The Airplane! guys must have been a team during the '70s. I remember not only a WZAZ, but a KZAZ, on some sitcom or another.

Probably my favorite radio movie, The Big Broadcast of 1932, took place at station WADX, flagship of the George Burns Broadcasting Company. They had a studio cat, and a mike that jumped up and down on its stand when Cab Calloway’s band played a hot number.

Huh? WPLJ stands for White Port Lemon Juice, and has nothing to do with radio or tv call letters:

*You take the bottle
You take the can
Shake it up fine you get a good good wine
White Port Lemon Juice (yeah yeah yeah yeah yeah)
White Port Lemon Juice
White Port Lemon Juice, ooh what it do to you

The ‘W’ is the White
The ‘P’ is the Port
The ‘L’ is the Lemon
The ‘J’ is the Juice
White Port Lemon Juice
White Port Lemon Juice
White Port Lemon Juice, ooh what it do to you

Well I feel so good
I feel so fine
I got plenty of lemon
I got plenty of wine
White Port Lemon Juice
White Port Lemon Juice
White Port Lemon Juice, ooh what it do to you*

This is just a snippet of the song; there are several more verses, and all of them are about the sheer joy of White Port Lemon Juice. (Go to the store when they open up the door and say please please please please gimme some more!)

It really does make you feel so fine.

Which is why him being at WHIZ is amusing.

Not sure about the actual station call letters … but Samuel L. Jackson was the lone DJ Mister Senor Love Daddy on station We-Love (WELV?) in DO THE RIGHT THING.

I always thought station XERB in AMERICAN GRAFITTI was fictional since it didn’t begin with a W or a K – shows you what I know.

KACL 780 AM from Frasier.

Fifteen years or so ago, a show called “WIOU” ran for a few episodes. It was about a troubled, about-to-go-under TV station in a major city, but the call letters in the title were just a joke (like St. Eligius was called St. Elsewhere).

Its true call letters were WNDY (as in, the Windy City).

I can barely remember my own phone number, but I can’t get that WIOU crap out of my brain.

If I may note…the List of Fictional Radio Stations and List of Fictional Television Stations.

From Queens of the Stone Age’s Songs for the Deaf album, we’re introduced to:

WOMB “if you’re good, [she’ll] let you crawl back in. But in the mean time, here’s something you should get down on your knees and worship.”

and

KRDL “the Curdle. We spoil music for everyone!”

and

KLON “Clone radio: We play the songs that sound more like everyone else, than anyone else… L.A.'s infinite repeat.”

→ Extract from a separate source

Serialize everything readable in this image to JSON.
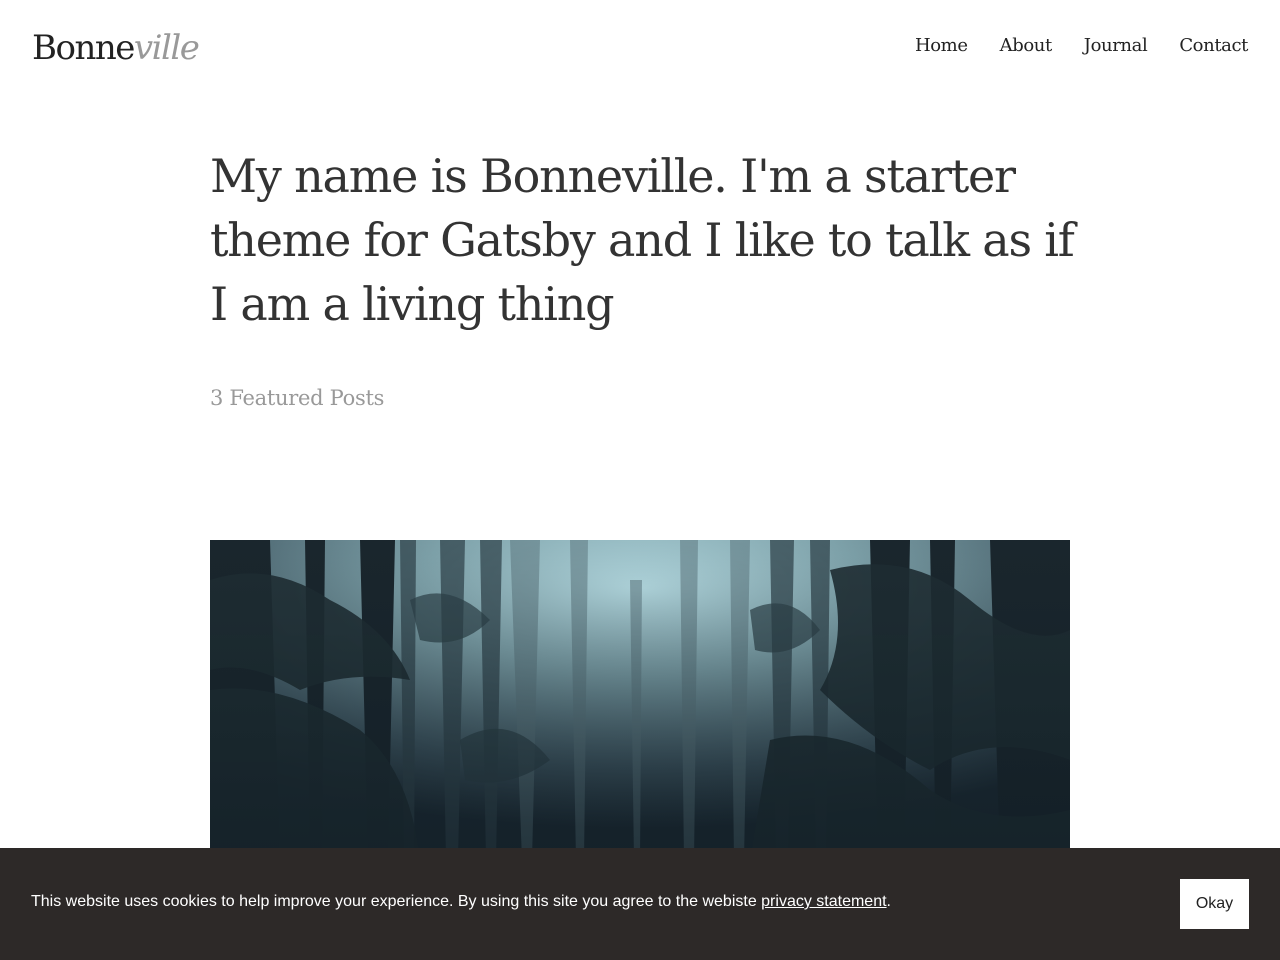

Currently at Tokyo Disneyland, a special event show for Halloween features a radio station program called “WDED, Ghost Radio Live!” :smiley:

While doing research on experimental TV I came upon the movie Murder by Television (1935). The TV station ID’d as “ZY3, White Plains, NY.” This gave me a chuckle. Any NY experimental call would have been W2X––.

[size=1]The movie wasn’t much, BTW. The TV angle was played out in the first 5 minutes. The rest was Bela Lugosi questioning people in the drawing room. The same script could have been used for Murder by Bad Shellfish, Murder by Portland Cement, or Murder by Two Small Puncture Wounds to the Neck.